Gonen relató cómo estuvo retenida sola durante 34 días en apartamentos sobre la tierra antes de ser llevada a los túneles del terror.
«De repente, uno de los comandantes se me acercó y me dijo: ‘Quizás dos chicas vengan pronto'». Recordó que le respondió: ‘Quizás no, tráelas, las necesito’.
Berger entró en el túnel con un hiyab, dijo Gonen. Berger se sentó en el colchón y Gonen se giró hacia ella y le dijo: «¿Me das un abrazo, por favor?».
«Eso era todo lo que necesitaba. Necesitaba que alguien me abrazara un momento». Piénsenlo, durante 35 días estuve sola, sin ningún contacto físico con seres humanos, salvo el contacto que es malo [refiriéndose a la agresión sexual», comentó.
«Entonces, entró Liri. Las bajaron una tras otra y ella se unió al abrazo», añadió Gonen.
Cuando entraron las jóvenes hermanas Elyakim, contó cómo comprendió que habían estado solas hasta entonces y cómo esa comprensión la destrozó.

Emily Damari (izq.) y Romi Gonen (der.) en fotos tomadas antes de la masacre del 7 de octubre; ilustrativas. (crédito: Foro de Familias Desaparecidas y Rehenes)
También comentó cómo ella y Damari han sido inseparables desde que se unieron 40 días después de la masacre.
«Si no hubiera tenido a Romi conmigo en cautiverio, habría muerto», comentó Damari.
Damari también comentó cómo se dio cuenta desde el principio de que Gonen había sufrido abusos, incluso antes de conocerse. «Creo que esa también fue una de mis primeras preguntas: ¿le habría pasado algo a alguien?», añadió Damari.
Gonen habla con el architerrorista de Hamás, Izzadin al-Haddad.
Dos semanas después de que Gonen fuera llevado a los túneles terroristas, comenzó el primer acuerdo de retorno de rehenes. En los días siguientes, los guardias terroristas se dieron cuenta de que estaba conmocionada por un incidente ocurrido en uno de los apartamentos donde había estado retenida. Al día siguiente, mientras liberaban a la primera ronda de rehenes, los terroristas regresaron a la celda de cautiverio.
«Me dijeron que me pusiera un hiyab porque no iba a casa. Iba a la habitación del comandante, arriba», recordó.
Relató cómo la condujeron a través de los túneles hasta una habitación ubicada en un piso superior, donde la esperaba un teléfono.
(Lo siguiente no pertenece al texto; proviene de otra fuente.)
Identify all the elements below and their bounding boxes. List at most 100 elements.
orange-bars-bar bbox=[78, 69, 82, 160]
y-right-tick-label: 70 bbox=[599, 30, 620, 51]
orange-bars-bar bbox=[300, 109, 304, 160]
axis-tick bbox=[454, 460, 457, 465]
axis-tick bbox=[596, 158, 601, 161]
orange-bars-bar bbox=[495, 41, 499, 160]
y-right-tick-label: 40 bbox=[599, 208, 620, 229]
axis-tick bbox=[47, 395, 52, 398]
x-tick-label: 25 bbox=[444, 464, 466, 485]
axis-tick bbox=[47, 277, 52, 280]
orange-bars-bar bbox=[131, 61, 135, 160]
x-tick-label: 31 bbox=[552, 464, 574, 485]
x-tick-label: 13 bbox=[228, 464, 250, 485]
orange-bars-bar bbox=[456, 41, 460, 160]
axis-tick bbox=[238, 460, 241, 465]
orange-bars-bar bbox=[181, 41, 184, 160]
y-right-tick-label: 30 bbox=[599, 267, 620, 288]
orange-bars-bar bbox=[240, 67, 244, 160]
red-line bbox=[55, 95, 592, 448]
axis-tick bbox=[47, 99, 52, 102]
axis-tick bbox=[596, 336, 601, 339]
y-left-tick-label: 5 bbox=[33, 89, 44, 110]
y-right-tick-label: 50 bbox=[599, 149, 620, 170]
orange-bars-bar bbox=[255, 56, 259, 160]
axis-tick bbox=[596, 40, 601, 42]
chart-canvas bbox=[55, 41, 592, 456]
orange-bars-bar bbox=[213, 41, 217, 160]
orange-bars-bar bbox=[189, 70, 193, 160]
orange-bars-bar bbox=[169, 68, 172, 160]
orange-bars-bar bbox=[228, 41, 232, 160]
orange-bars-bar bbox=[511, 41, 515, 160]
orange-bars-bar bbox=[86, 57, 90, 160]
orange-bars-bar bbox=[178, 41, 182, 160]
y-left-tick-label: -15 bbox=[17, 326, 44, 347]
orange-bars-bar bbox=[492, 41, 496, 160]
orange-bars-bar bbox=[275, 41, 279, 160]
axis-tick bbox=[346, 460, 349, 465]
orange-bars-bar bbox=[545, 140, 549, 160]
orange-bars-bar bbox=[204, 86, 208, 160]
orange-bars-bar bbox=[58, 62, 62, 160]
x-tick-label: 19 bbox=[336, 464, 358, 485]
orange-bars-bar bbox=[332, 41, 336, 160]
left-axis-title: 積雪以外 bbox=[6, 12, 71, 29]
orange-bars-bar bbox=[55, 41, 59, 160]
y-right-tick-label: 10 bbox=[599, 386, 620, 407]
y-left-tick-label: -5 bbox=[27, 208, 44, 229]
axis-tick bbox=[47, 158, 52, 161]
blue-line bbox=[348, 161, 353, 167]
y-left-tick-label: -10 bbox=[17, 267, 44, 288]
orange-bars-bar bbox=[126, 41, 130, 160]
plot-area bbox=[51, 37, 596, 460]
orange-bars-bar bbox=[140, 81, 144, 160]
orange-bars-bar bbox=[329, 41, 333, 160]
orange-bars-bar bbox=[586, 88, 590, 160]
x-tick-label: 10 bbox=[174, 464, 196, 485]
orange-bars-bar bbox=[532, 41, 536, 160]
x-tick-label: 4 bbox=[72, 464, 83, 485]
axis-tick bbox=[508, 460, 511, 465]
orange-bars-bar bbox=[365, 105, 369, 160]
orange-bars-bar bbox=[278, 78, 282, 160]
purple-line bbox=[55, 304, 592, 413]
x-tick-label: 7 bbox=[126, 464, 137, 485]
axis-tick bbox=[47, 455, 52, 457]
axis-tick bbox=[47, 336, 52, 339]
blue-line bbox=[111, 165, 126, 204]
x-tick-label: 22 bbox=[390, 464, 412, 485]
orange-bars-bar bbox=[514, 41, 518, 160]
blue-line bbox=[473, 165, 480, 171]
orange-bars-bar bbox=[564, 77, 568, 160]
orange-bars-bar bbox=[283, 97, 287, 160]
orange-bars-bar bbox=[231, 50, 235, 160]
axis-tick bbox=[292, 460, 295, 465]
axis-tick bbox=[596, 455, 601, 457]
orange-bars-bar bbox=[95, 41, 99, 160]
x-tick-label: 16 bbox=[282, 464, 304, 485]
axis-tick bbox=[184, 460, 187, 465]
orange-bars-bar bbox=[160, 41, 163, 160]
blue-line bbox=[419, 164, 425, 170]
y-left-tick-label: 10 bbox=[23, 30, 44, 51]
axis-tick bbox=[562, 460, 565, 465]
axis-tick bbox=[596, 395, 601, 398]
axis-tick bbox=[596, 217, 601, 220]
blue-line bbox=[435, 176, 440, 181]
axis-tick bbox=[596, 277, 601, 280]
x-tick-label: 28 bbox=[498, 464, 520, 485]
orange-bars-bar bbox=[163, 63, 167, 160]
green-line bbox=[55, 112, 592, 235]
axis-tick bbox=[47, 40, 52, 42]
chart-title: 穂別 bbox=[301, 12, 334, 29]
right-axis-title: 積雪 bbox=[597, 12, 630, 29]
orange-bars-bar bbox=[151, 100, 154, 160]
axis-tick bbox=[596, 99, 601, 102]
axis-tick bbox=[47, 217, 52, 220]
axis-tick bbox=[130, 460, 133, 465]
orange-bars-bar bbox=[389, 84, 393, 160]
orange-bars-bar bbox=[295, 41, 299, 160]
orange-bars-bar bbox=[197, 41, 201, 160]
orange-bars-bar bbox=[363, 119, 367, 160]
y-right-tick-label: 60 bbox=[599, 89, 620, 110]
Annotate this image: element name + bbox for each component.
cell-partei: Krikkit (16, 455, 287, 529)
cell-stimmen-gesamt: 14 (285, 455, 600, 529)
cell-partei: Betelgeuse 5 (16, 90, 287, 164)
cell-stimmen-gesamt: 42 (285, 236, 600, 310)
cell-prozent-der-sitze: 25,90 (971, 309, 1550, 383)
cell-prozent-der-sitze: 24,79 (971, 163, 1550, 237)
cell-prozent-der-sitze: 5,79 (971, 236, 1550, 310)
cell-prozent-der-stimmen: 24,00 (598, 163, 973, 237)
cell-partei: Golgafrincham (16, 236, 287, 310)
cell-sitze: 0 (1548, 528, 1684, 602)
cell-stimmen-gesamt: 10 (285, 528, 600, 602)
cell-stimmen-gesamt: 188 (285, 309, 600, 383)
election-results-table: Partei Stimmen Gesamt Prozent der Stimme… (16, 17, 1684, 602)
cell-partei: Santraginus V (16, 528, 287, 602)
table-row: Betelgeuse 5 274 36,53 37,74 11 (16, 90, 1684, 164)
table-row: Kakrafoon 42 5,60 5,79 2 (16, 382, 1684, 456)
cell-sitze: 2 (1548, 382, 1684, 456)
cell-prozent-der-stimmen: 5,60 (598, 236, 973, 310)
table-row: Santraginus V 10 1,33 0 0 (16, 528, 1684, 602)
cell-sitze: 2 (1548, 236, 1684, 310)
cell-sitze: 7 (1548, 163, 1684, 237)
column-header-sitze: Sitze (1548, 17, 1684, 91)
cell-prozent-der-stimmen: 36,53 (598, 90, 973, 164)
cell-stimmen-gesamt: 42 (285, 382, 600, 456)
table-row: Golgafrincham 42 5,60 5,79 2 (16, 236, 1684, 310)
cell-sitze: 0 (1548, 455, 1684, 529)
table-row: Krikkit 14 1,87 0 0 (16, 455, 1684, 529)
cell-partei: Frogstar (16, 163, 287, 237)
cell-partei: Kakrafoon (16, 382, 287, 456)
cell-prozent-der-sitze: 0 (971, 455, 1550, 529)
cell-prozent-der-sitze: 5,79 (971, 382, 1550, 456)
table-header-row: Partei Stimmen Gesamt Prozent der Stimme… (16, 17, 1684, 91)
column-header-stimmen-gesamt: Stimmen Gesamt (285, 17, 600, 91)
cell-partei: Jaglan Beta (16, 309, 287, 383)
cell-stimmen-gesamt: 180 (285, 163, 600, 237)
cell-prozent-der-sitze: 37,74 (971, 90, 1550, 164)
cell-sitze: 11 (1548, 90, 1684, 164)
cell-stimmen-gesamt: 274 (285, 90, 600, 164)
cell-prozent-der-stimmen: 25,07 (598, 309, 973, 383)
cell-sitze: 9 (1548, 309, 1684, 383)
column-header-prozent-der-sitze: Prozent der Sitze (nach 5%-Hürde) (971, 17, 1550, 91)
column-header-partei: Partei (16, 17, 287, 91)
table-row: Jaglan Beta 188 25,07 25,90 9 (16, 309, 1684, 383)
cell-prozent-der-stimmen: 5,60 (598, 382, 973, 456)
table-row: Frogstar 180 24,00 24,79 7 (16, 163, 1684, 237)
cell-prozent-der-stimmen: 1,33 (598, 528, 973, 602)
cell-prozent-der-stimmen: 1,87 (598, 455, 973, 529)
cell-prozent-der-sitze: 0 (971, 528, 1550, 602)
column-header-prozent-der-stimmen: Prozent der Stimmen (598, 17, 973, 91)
«Cogí el teléfono y me dijo ‘Hola’. Me di cuenta de que hablaba hebreo. Me pidió que le contara todo lo sucedido», dijo.
Él la escuchó y le dijo: «Quiere llegar a algún tipo de acuerdo. ‘Te pondré al principio de la lista [de personas a liberar] y, a cambio, me prometes que guardarás silencio [sobre tus experiencias]'». Yo, por supuesto, pensé: «¿Qué me importa si me pone al frente de la lista? Quiero irme a casa y luego cumpliremos la promesa», recordó, diciendo que se la prometió al comandante terrorista.
Gonen añadió que, retrospectivamente, se dio cuenta de que el comandante al otro lado del teléfono era Izzadin al-Haddad, entonces jefe de la Brigada de Gaza de Hamás, quien posteriormente fue ascendido a comandante del llamado brazo militar de Hamás, las Brigadas Izzadin al-Qassam.
«Hablé con el terrorista número uno en Gaza», comentó.